When we talk to business owners who are considering selling their company, we get many different opinions on whether they want to sell their company to a private equity investor.
Some owners like the idea of selling a company to a private equity (PE) group, and others definitely want to avoid selling to a private equity company. Based on our experience, we recommend keeping an open mind.
However, not all PE firms are considered equal, and knowing in what circumstances to consider private equity and when not to move forward with a PE firm can save a lot of time and money in a business sale process. We’ll discuss the pros and cons of selling to a private equity firm.
Private Equity Companies as a strategic buyer for your business
The best private equity company for acquiring your business is usually one in which the PE firm is a strategic buyer. What does a strategic buyer mean? It means that they already own a company that can leverage what you have to offer, whether that is unique technology, customers, employees, products or services. Strategic PE firms are usually willing to pay more. And they know what they are getting into, having already purchased a company in the same or similar industry.
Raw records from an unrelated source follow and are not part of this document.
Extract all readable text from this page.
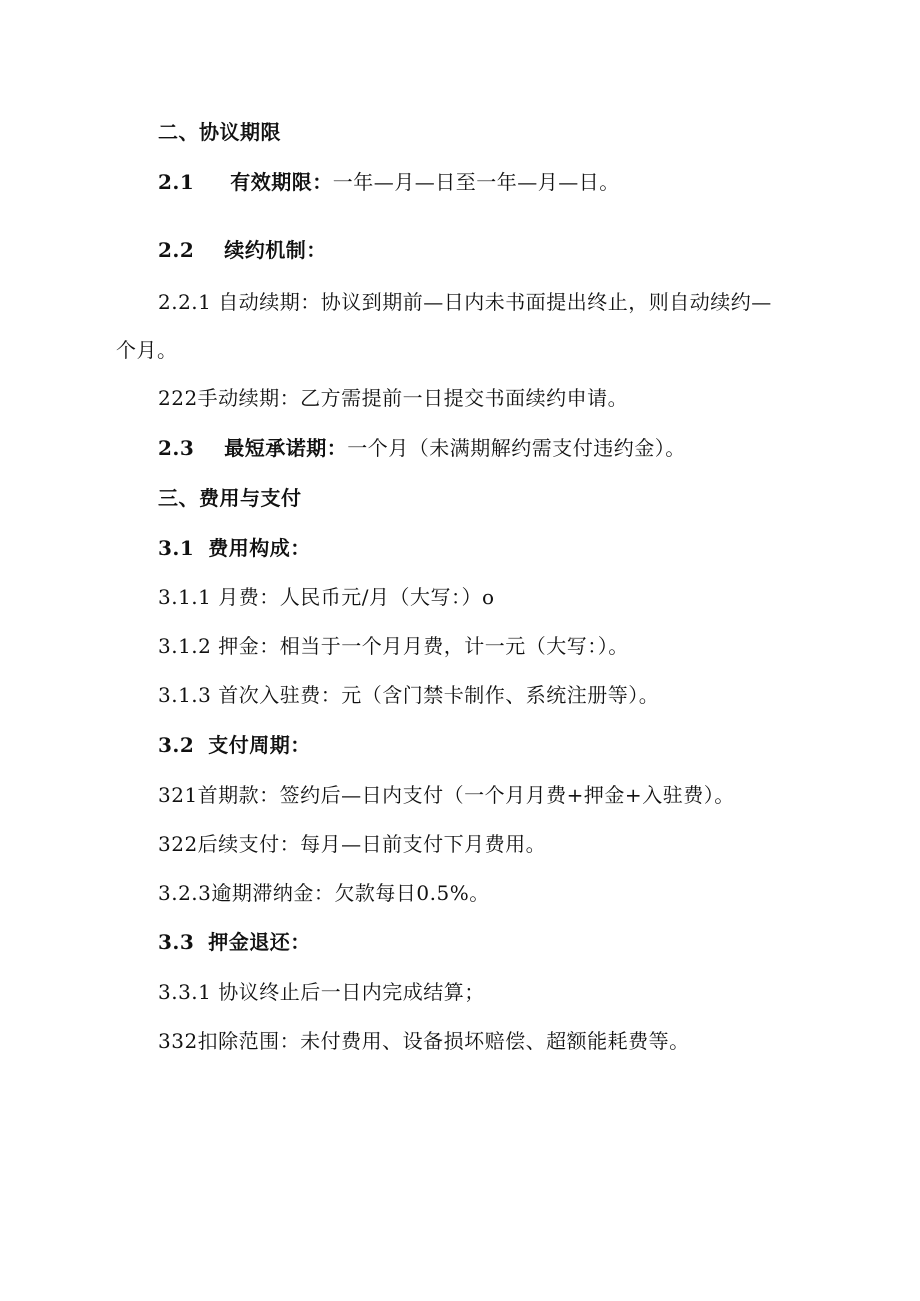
二、协议期限
2.1 有效期限：一年—月—日至一年—月—日。
2.2 续约机制：
2.2.1 自动续期：协议到期前—日内未书面提出终止，则自动续约—
个月。
222手动续期：乙方需提前一日提交书面续约申请。
2.3 最短承诺期：一个月（未满期解约需支付违约金）。
三、费用与支付
3.1 费用构成：
3.1.1 月费：人民币元/月（大写：）o
3.1.2 押金：相当于一个月月费，计一元（大写：）。
3.1.3 首次入驻费：元（含门禁卡制作、系统注册等）。
3.2 支付周期：
321首期款：签约后—日内支付（一个月月费+押金+入驻费）。
322后续支付：每月—日前支付下月费用。
3.2.3逾期滞纳金：欠款每日0.5%。
3.3 押金退还：
3.3.1 协议终止后一日内完成结算；
332扣除范围：未付费用、设备损坏赔偿、超额能耗费等。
For example, they may already own a manufacturing company that sells products to big-box retailers. If your company manufactures different products that are sold to big box retailers, the PE firm’s company will have a distribution arm in place to enlarge the market for your products. Another example would be a PE firm that owns a large national general contracting company. If you own an HVAC company that they acquire, they will most likely be able to use their contacts to expand the market for your HVAC services and thus be willing to pay more for your company.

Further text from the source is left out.